FIGURE 43–5 Stimulation of glycogen (Gly) synthesis by insulin involves activation of both glucose transport and glycogen synthase (GS). Insulin stimulates glucose transport by promoting movement of glucose transporter (GLUT4)-containing vesicles (GTV) to the plasma membrane. Translocation occurs in response to activation of Akt, PKC, or both. After vesicle fusion, the number of GLUT4 molecules at the cell surface is increased. Glucose (Glc) is then able to cross the membrane more rapidly and is phosphorylated in the cell to glucose 6-phosphate. A portion of the glucose 6-phosphate is metabolized by the hexose monophosphate pathway (HMP). This pathway, which is stimulated by insulin, generates pentoses for nucleotide synthesis and reducing equivalents for fatty acid synthesis.

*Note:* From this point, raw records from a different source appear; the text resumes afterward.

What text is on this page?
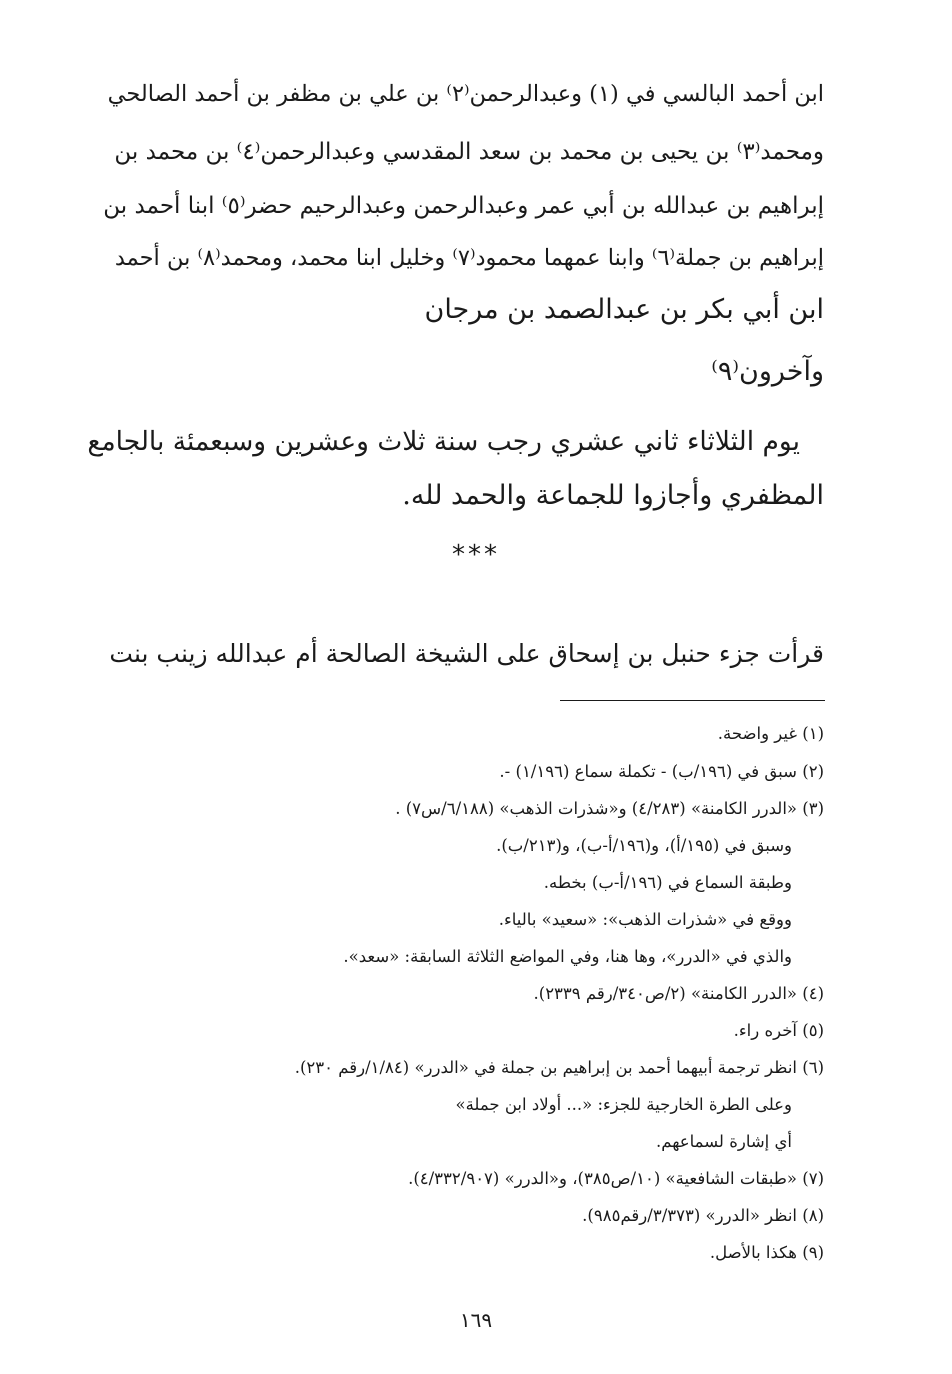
ابن أحمد البالسي في (١) وعبدالرحمن⁽٢⁾ بن علي بن مظفر بن أحمد الصالحي
ومحمد⁽٣⁾ بن يحيى بن محمد بن سعد المقدسي وعبدالرحمن⁽٤⁾ بن محمد بن
إبراهيم بن عبدالله بن أبي عمر وعبدالرحمن وعبدالرحيم حضر⁽٥⁾ ابنا أحمد بن
إبراهيم بن جملة⁽٦⁾ وابنا عمهما محمود⁽٧⁾ وخليل ابنا محمد، ومحمد⁽٨⁾ بن أحمد
ابن أبي بكر بن عبدالصمد بن مرجان
وآخرون⁽٩⁾
يوم الثلاثاء ثاني عشري رجب سنة ثلاث وعشرين وسبعمئة بالجامع
المظفري وأجازوا للجماعة والحمد لله.
***
قرأت جزء حنبل بن إسحاق على الشيخة الصالحة أم عبدالله زينب بنت
(١) غير واضحة.
(٢) سبق في (١٩٦/ب) - تكملة سماع (١/١٩٦) -.
(٣) «الدرر الكامنة» (٤/٢٨٣) و«شذرات الذهب» (٦/١٨٨/س٧) .
وسبق في (١٩٥/أ)، و(١٩٦/أ-ب)، و(٢١٣/ب).
وطبقة السماع في (١٩٦/أ-ب) بخطه.
ووقع في «شذرات الذهب»: «سعيد» بالياء.
والذي في «الدرر»، وها هنا، وفي المواضع الثلاثة السابقة: «سعد».
(٤) «الدرر الكامنة» (٢/ص٣٤٠/رقم ٢٣٣٩).
(٥) آخره راء.
(٦) انظر ترجمة أبيهما أحمد بن إبراهيم بن جملة في «الدرر» (١/٨٤/رقم ٢٣٠).
وعلى الطرة الخارجية للجزء: «... أولاد ابن جملة»
أي إشارة لسماعهم.
(٧) «طبقات الشافعية» (١٠/ص٣٨٥)، و«الدرر» (٤/٣٣٢/٩٠٧).
(٨) انظر «الدرر» (٣/٣٧٣/رقم٩٨٥).
(٩) هكذا بالأصل.
١٦٩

Another portion of glucose 6-phosphate enters the glycolytic pathway. Pyruvate generated from glycolysis enters the tricarboxylic acid (TCA) cycle and is metabolized to CO₂, resulting in the generation of ATP. The bulk of the glucose that enters a muscle fiber in response to insulin is converted to glycogen (Gly). The glucose 6-phosphate is isomerized to glucose 1-phosphate, which is converted to uridine diphosphoglucose (UDPG), the substrate for glycogen synthase (GS), the enzyme that synthesizes glycogen. Insulin activates GS by increasing the activity of Akt, which phosphorylates and inactivates GSK-3. This allows the protein phosphatase, PP1G, to predominate, thereby increasing the fraction of GS that is in the dephosphorylated, active form.